When Foresight bought the hospital property from Virginia Community Capital, Filpi said she was contacted by the company.
“From what I’ve heard, Wren (Williams, who is a Stuart attorney and also serves as a member of the Virginia House of Delegates) had been helping them make contacts and introductions throughout Patrick County once he knew of the interest and they were going to purchase the property.
“They received my contact information from Wren, and Foresight asked me if I would like to come help them get it back open,” Filpi said, adding that she decided to accept the position because she knew first-hand the devastation caused when the hospital closed.
“It was devastating to many families, It was devastating for patients, it certainly didn’t help economic development in the area. It was a very sad, sad time,” she said.
Filpi said the closure was also horrible for the community, particularly given the unanimous support for it to remain open.
“The employees and the leadership team, and the management team,” at the hospital “did everything locally they could possibly do to keep the hospital open. The community and the town council and county supervisors” also gave support “for the hospital and for the employees to keep it open,” she said.
Filpi said it’s rare for a hospital gets a chance to reopen once it shutters.

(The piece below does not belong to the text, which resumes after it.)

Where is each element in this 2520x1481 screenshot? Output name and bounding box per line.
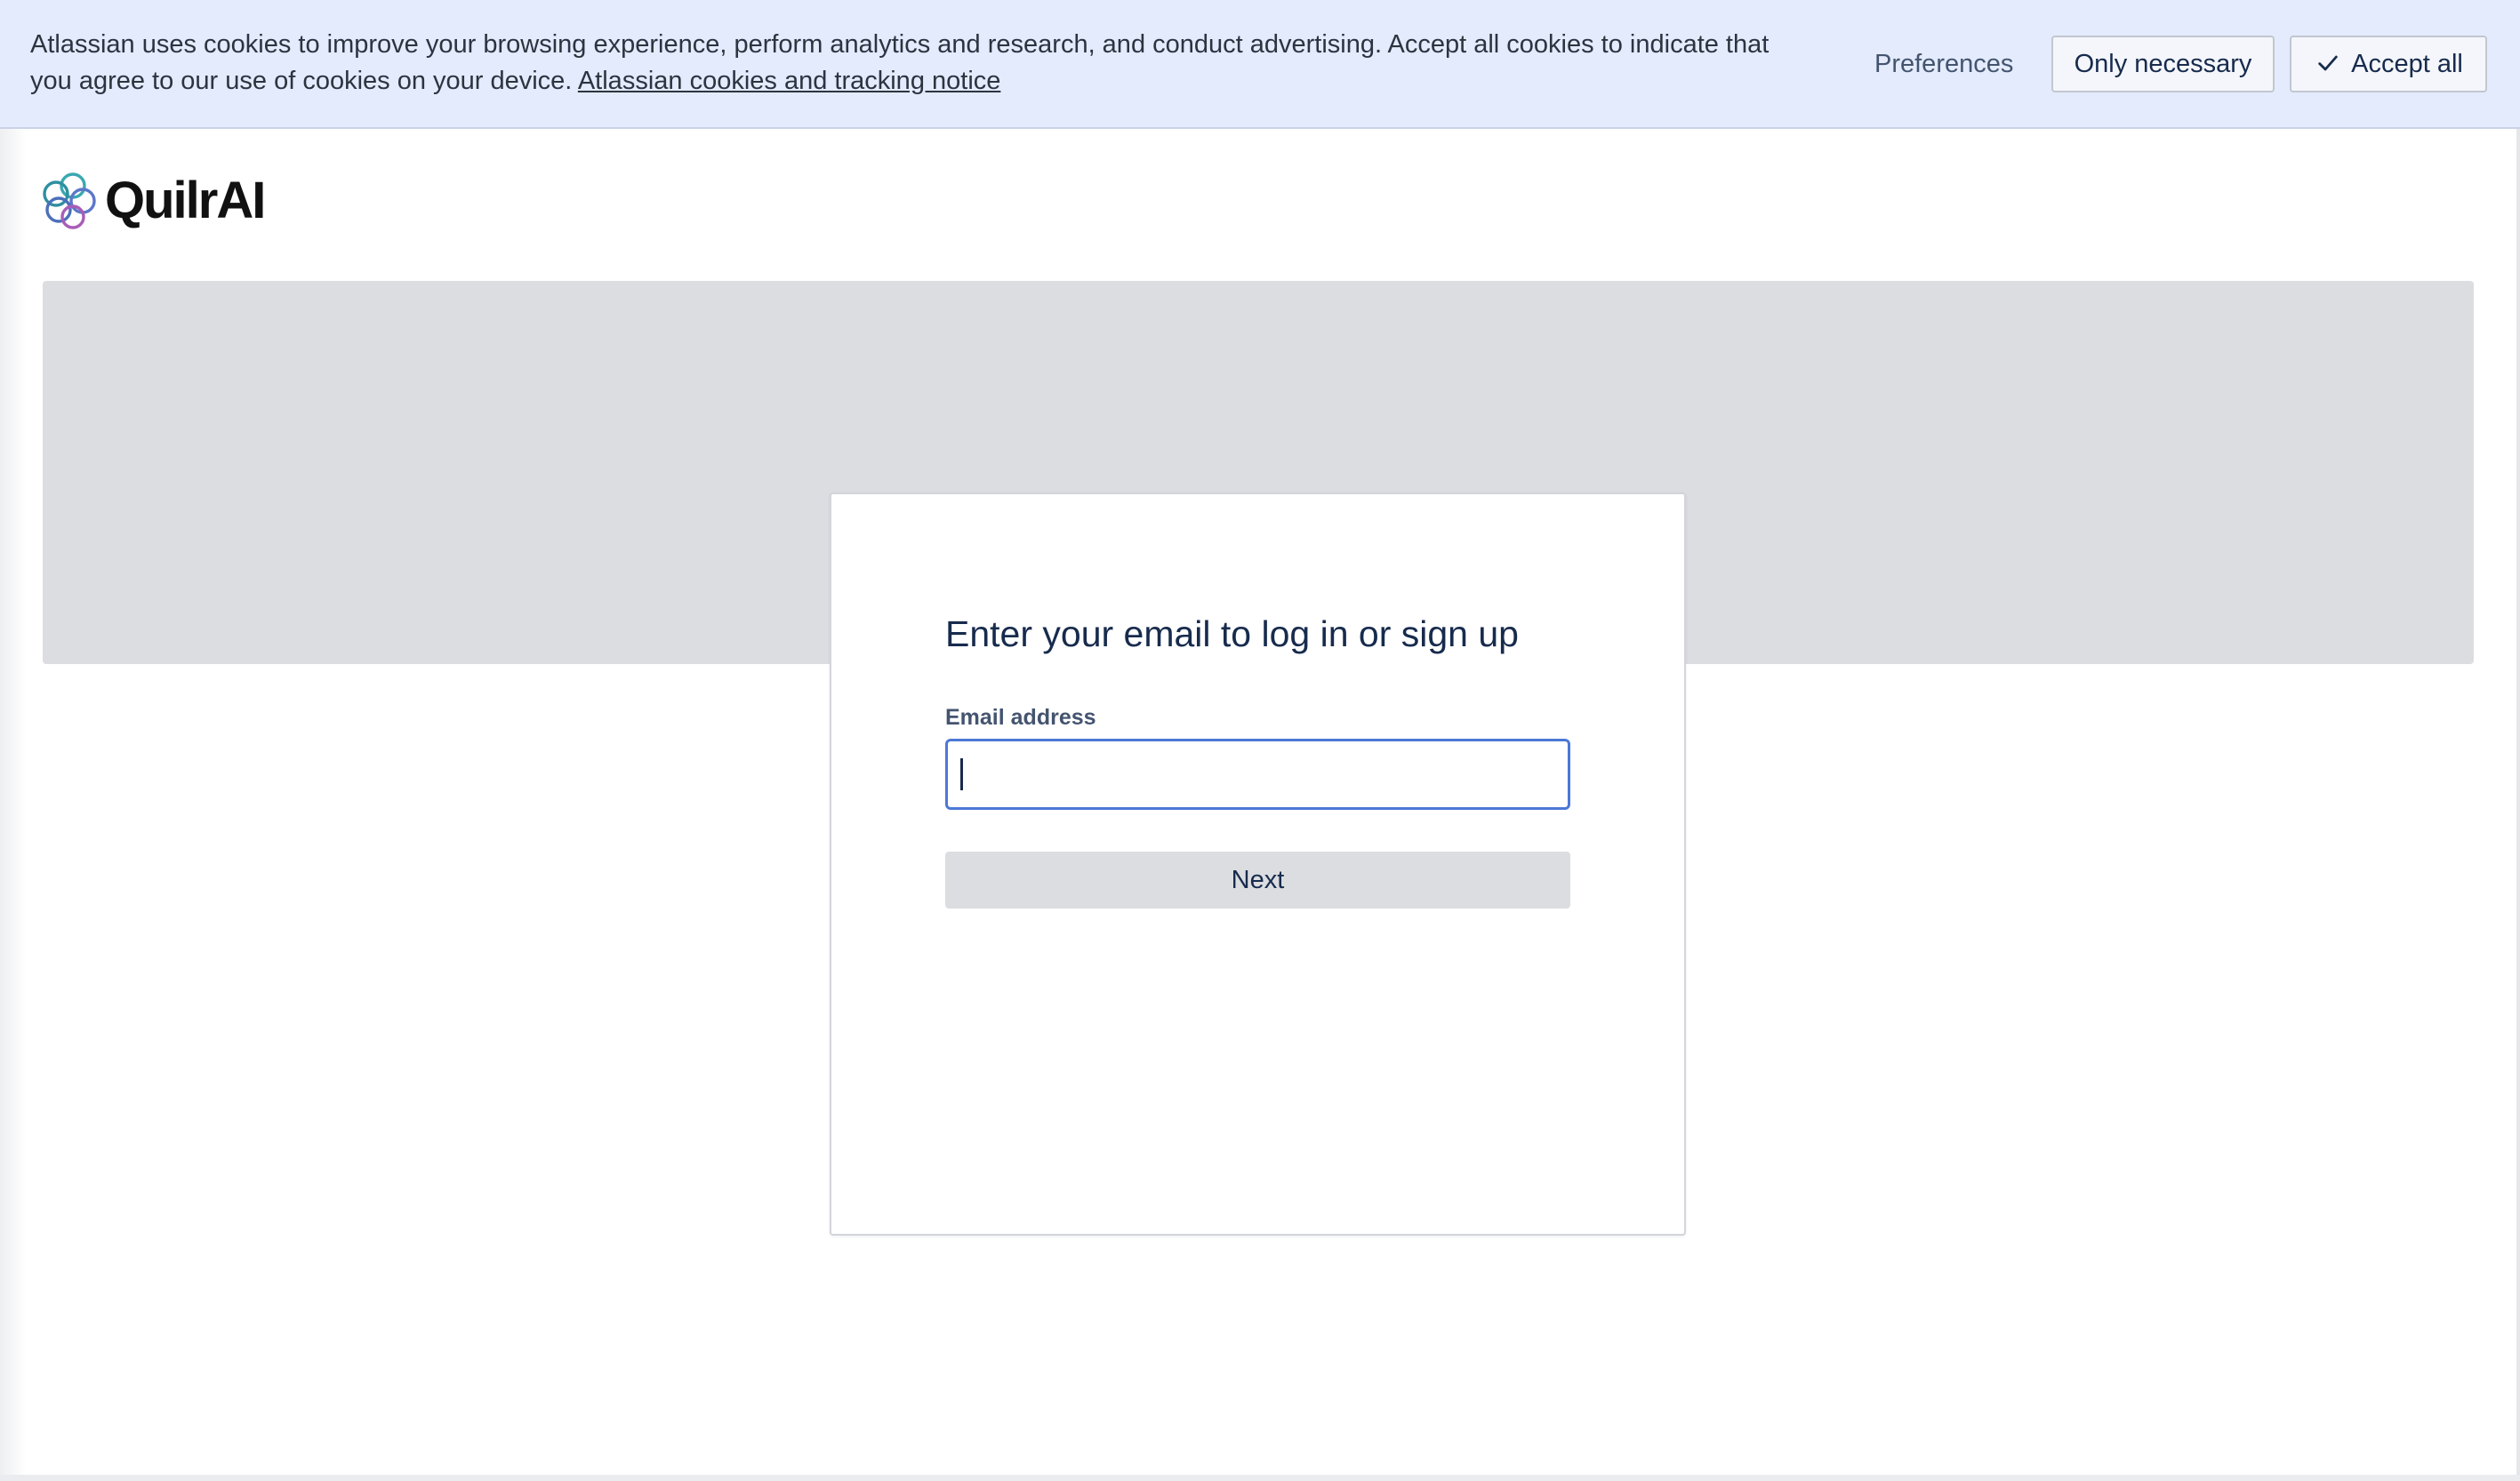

“Across the county, since around 2017-2018 with the change to some of the reimbursements, there are a lot of casualties of that for rural hospitals and they close,” she said.
She also noted that Virginia is setting an example on how hospitals can be reopened. Filpi said she did some initial work with Lee County and its hospital board on the Lee County Community Hospital, which reopened in mid-2021.
“I think Virginia’s now has become this great example of what can happen when you have bipartisan support, and you’ve got a community behind to try to reopen and save rural hospitals. This will be the second one in Virginia that will reopen,” she said.
Filpi said she is also open to further discussions with Foresight after the hospital is opened.
“There have been no definitive plans. We’ve had initial discussions since I do live in the area, and I will certainly be open to an opportunity to continue to help keep this hospital open and grow tis services,” she said.